Sunday, June 17, 2018

Father's Day: Just another Sunday.

Father's Day 2018 has come and gone.  My 16th having my son present for the celebrations.

Yes, I had time with my son, which I get every year, and he went back to his mother.  A routine I have endured for going on 16 years now.  16 out of his eighteen years.

This year, as you know, is different because his grandmother (my mom) is not here to celebrate with us, but I;m not looking to make this another lamentation on her death.  I've done enough of that this year and it's high time to focus on what lies ahead.

In short, this is about me and how I'm handling this made up, greeting care fabricated holiday.
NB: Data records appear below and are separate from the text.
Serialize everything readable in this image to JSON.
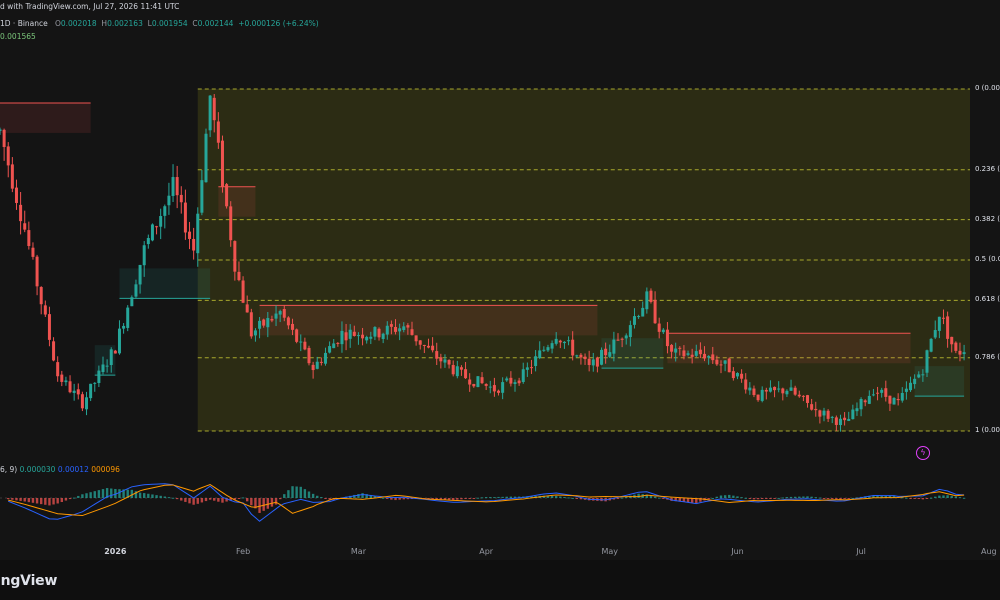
{
  "header": {
    "published": "d with TradingView.com, Jul 27, 2026 11:41 UTC",
    "symbol": "1D · Binance",
    "ohlc": {
      "o_label": "O",
      "o": "0.002018",
      "h_label": "H",
      "h": "0.002163",
      "l_label": "L",
      "l": "0.001954",
      "c_label": "C",
      "c": "0.002144",
      "change": "+0.000126 (+6.24%)"
    },
    "indicator_value": "0.001565"
  },
  "macd_header": {
    "params": "6, 9)",
    "hist": "0.000030",
    "macd": "0.00012",
    "signal": "000096"
  },
  "fib_labels": [
    {
      "label": "0 (0.00",
      "level": 0
    },
    {
      "label": "0.236 (0",
      "level": 0.236
    },
    {
      "label": "0.382 (0",
      "level": 0.382
    },
    {
      "label": "0.5 (0.0",
      "level": 0.5
    },
    {
      "label": "0.618 (0",
      "level": 0.618
    },
    {
      "label": "0.786 (0",
      "level": 0.786
    },
    {
      "label": "1 (0.00",
      "level": 1
    }
  ],
  "xaxis": [
    {
      "label": "2026",
      "bold": true
    },
    {
      "label": "Feb"
    },
    {
      "label": "Mar"
    },
    {
      "label": "Apr"
    },
    {
      "label": "May"
    },
    {
      "label": "Jun"
    },
    {
      "label": "Jul"
    },
    {
      "label": "Aug"
    }
  ],
  "footer": {
    "brand": "ingView"
  },
  "colors": {
    "up": "#26a69a",
    "down": "#ef5350",
    "fib": "#c8c832",
    "macd": "#2962ff",
    "signal": "#ff9800",
    "bg": "#141414"
  },
  "chart_data": {
    "type": "candlestick",
    "timeframe": "1D",
    "exchange": "Binance",
    "fib_range": {
      "level_0": 0.004,
      "level_1": 0.00155
    },
    "anchors": [
      [
        "2025-12-04",
        0.0037
      ],
      [
        "2025-12-10",
        0.003
      ],
      [
        "2025-12-18",
        0.00195
      ],
      [
        "2025-12-24",
        0.00175
      ],
      [
        "2026-01-01",
        0.00215
      ],
      [
        "2026-01-08",
        0.00285
      ],
      [
        "2026-01-15",
        0.0033
      ],
      [
        "2026-01-20",
        0.00285
      ],
      [
        "2026-01-24",
        0.00395
      ],
      [
        "2026-01-30",
        0.00275
      ],
      [
        "2026-02-03",
        0.00225
      ],
      [
        "2026-02-10",
        0.0024
      ],
      [
        "2026-02-18",
        0.002
      ],
      [
        "2026-02-25",
        0.00225
      ],
      [
        "2026-03-05",
        0.00225
      ],
      [
        "2026-03-12",
        0.0023
      ],
      [
        "2026-03-19",
        0.0021
      ],
      [
        "2026-03-26",
        0.00195
      ],
      [
        "2026-04-03",
        0.00185
      ],
      [
        "2026-04-10",
        0.00195
      ],
      [
        "2026-04-18",
        0.00225
      ],
      [
        "2026-04-26",
        0.002
      ],
      [
        "2026-05-03",
        0.0022
      ],
      [
        "2026-05-10",
        0.0025
      ],
      [
        "2026-05-16",
        0.0021
      ],
      [
        "2026-05-24",
        0.0021
      ],
      [
        "2026-05-30",
        0.002
      ],
      [
        "2026-06-06",
        0.0018
      ],
      [
        "2026-06-13",
        0.00185
      ],
      [
        "2026-06-20",
        0.0017
      ],
      [
        "2026-06-27",
        0.0016
      ],
      [
        "2026-07-04",
        0.00185
      ],
      [
        "2026-07-10",
        0.00175
      ],
      [
        "2026-07-16",
        0.002
      ],
      [
        "2026-07-20",
        0.0024
      ],
      [
        "2026-07-24",
        0.0021
      ],
      [
        "2026-07-26",
        0.00214
      ]
    ],
    "supertrend": [
      {
        "from": "2025-12-04",
        "to": "2025-12-26",
        "value": 0.0039,
        "direction": "down"
      },
      {
        "from": "2025-12-27",
        "to": "2026-01-01",
        "value": 0.00195,
        "direction": "up"
      },
      {
        "from": "2026-01-02",
        "to": "2026-01-24",
        "value": 0.0025,
        "direction": "up"
      },
      {
        "from": "2026-01-26",
        "to": "2026-02-04",
        "value": 0.0033,
        "direction": "down"
      },
      {
        "from": "2026-02-05",
        "to": "2026-04-28",
        "value": 0.00245,
        "direction": "down"
      },
      {
        "from": "2026-04-29",
        "to": "2026-05-14",
        "value": 0.002,
        "direction": "up"
      },
      {
        "from": "2026-05-15",
        "to": "2026-07-13",
        "value": 0.00225,
        "direction": "down"
      },
      {
        "from": "2026-07-14",
        "to": "2026-07-26",
        "value": 0.0018,
        "direction": "up"
      }
    ]
  }
}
Father's Day when I was growing up was a weird day for us here at the homestead because my dad did not like the day reserved for him.  When  my sister and I were younger he stewed quietly in disgust as we gave him our cards and gifts and he accepted them in a fatherly way.  When we got older he seemed to like it less and less, once even getting into a massive argument with my sister, mother and I and acting like a child throwing a tantrum.

So needless to say I really do not have a great example from my father as to how to act on this day.  Of course, since 2000 I haven't had a family thanks to the divorce and as a result Father's day rings hollow for me.  I have technically been a father for 21 years, and not once have I enjoyed this day for what it is, first because my daughter never made it to this world alive and secondly due to the forced fracturing of the family I attempted to start with my son's mother.

Add to that my son's developmental disorder giving him no concept of holidays, by and large Father's Day is indeed just another Sunday in June.  That sounds selfish now when I read it but to be truthful, growing up I wanted to enjoy what my parents did in holdiays with my sister and I, and due to the implosion of my marriage I have been denied that.

So today is just another Sunday to me, sad to say.